The smell of it was too intoxicating, and she was too far gone to resist or despise herself. She latched on to his flesh and drank him in, aware of how his breath left him, his heart rate increasing, the thigh muscles hardening beneath her as his grip around her back and waist also constricted. His strength flowed into her for the second time today.

Every time she took more of him, it increased the binding between them. She knew that, but she didn’t know how not to crave that.

It brought tears and desire surging forth at once. I’m broken, Mason.

No, habiba . Nothing can break you. You need time, and rest. You need to stop worrying so much, learn to trust me.

But you have this room. Like him.

His lips brushed the top of her head. “Jessica, every tool can be used for good or evil. When you look at the things in here, what I see in your mind is evil.” He paused as a growl entered his tone, an underlying fury she sensed him trying to contain before he continued. It made her glad her face was hidden where she couldn’t see his. Not because she feared his anger, but her reaction to it. She was all too aware it made her feel protected, not afraid as it should.

“But imagine this,” he continued. “Imagine I have bound you on that cross. I kiss your wrists, below the cuffs, teasing your pulse with my tongue. Then I do the same all over your naked body, pleasuring you as long as I wish, until you are begging for release, but not release from that cross. For a climax, at my touch, at my command.” Her body quivered, nerves warring with reaction to the sensual picture. She was done drinking, though her lips still pressed against his throat. He rested his cheek on her head, continued in that husky murmur.

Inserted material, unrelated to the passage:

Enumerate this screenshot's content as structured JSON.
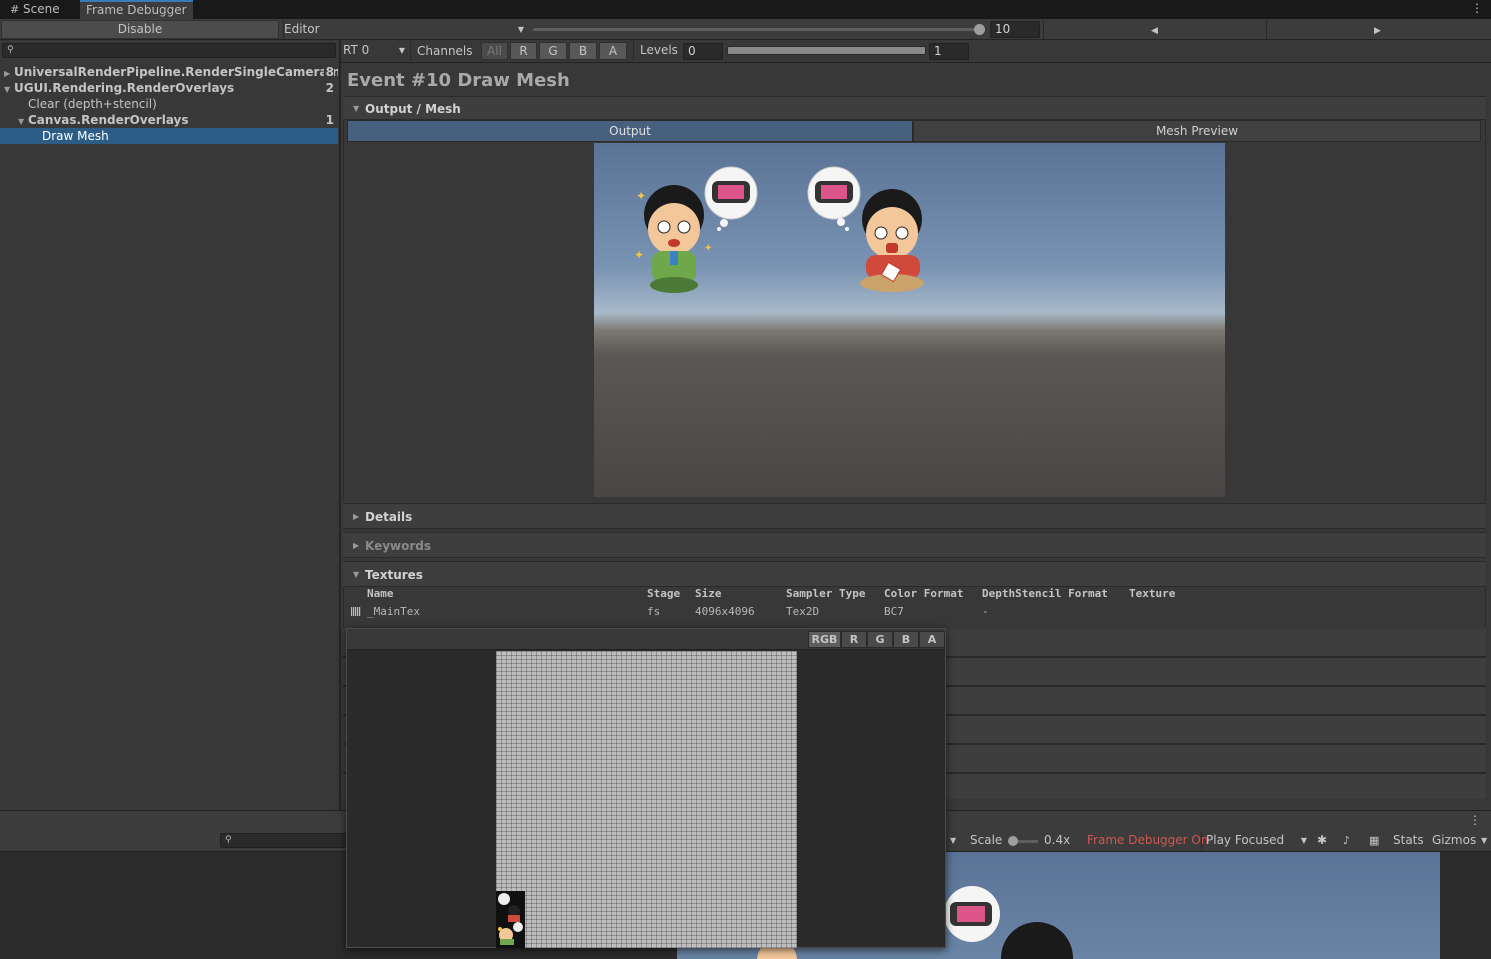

“After your climax, I would adjust the cross so you are lying down, and use warm fragrant water to bathe your skin, still vibrating with your release. My touch promises you more of the same, over and over again, until you are as exhausted as you are now, though from something far more lovely. Your own mesmerizing responses.”

“But why would you want to do that?” she whispered. “Why wouldn’t you want to hurt me? He liked making me come while he hurt me. And sometimes, with you . . .” A shudder of denial jerked her against him.

Mason stroked her hair, his fingers delving deep to fondle her neck in a slow, soothing rhythm. He knew he had to keep it like this, casual, relaxed, balancing her again. Even though they were both soaked in her blood, and her memories were making his own boil.

The hated knife still lay too close to them, but too far for him to give it a vicious kick.

“Raithe and his kind were monsters, habiba,” he managed. “But you do take some pleasure in pain. It is part of who you are. I could put you on the cross, do as I said, but also introduce some pain into it. Perhaps a light flogging that striped your pale skin with faint red lines, or a nipple clamp that pinched you enough to make you gasp. The very act of binding you, taking away your control with the straps, is a form of torture, but one you would embrace, if done the right way, by the right person.” By him. Only him. He pushed away the possessive surge. “But it is your pleasure for the pain and restraint that would drive me, not my need to see how much power I could take from you, how much pain I could inflict upon you. It is a key difference. Willing submission is a gift of the gods, habiba. Forced servitude comes straight from Hell. It is not you who is broken, Jessica. It was Raithe. If I could help you believe one thing, it would be that. What you have is a gift to a Master.” She shook her head, wearily closed her eyes, her mind. “I don’t know what’s right or wrong.” Mason drew a deep breath, hitched her more securely into his lap, worried by how pale she was, how limp in his arms.